Training
Dataset
32,033 names from Karpathy’s makemore dataset, character-level tokenized with a 27-token vocabulary (26 lowercase letters + BOS/EOS token at index 0).
Tokenization
"maria" → [0, 13, 1, 18, 9, 1, 0]
BOS m a r i a BOS
The BOS token doubles as EOS. The tokenizer drops non-lowercase characters
silently, and the roundtrip property holds for all [a-z]* strings:
decode(tokenize(name)[1..-1]) == name
Loss function
Cross-entropy loss from aprender-core, with teacher forcing:
loss = CrossEntropyLoss(logits[0..n], targets[1..n+1])
The initial loss is ~3.3 (random baseline for 27 classes: -ln(1/27) ≈ 3.30).
After 5,000 steps, loss converges to ~2.0.
Optimizer
Manual Adam (Kingma & Ba, 2015) operating directly on autograd tensors:
| Hyperparameter | Value |
|---|---|
| Learning rate | 0.01 (linear decay to 0) |
| beta1 | 0.85 |
| beta2 | 0.99 |
| epsilon | 1e-8 |
| Steps | 5,000 |
The optimizer is manual (not aprender::nn::Adam) because aprender’s
Linear::forward uses a cached weight transpose whose TensorId differs
from the original weight — the built-in Adam looks up gradients by ID and
misses the update.

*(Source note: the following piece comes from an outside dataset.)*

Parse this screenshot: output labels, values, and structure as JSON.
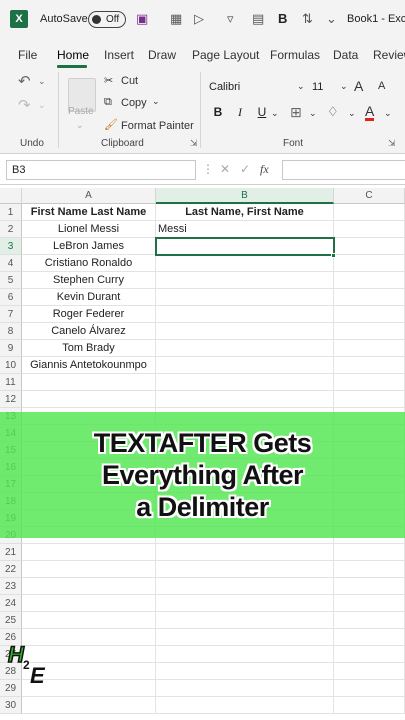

Raw weight tensors with direct matmul ensure every
parameter receives its gradient.
Sampling
Autoregressive generation with temperature scaling:
for pos in 0..BLOCK_SIZE:
logits = model.forward(tokens)
probs = softmax(logits[last] / temperature)
next = weighted_sample(probs)
if next == BOS: break
tokens.push(next)
Temperature 0.5 produces conservative, name-like outputs.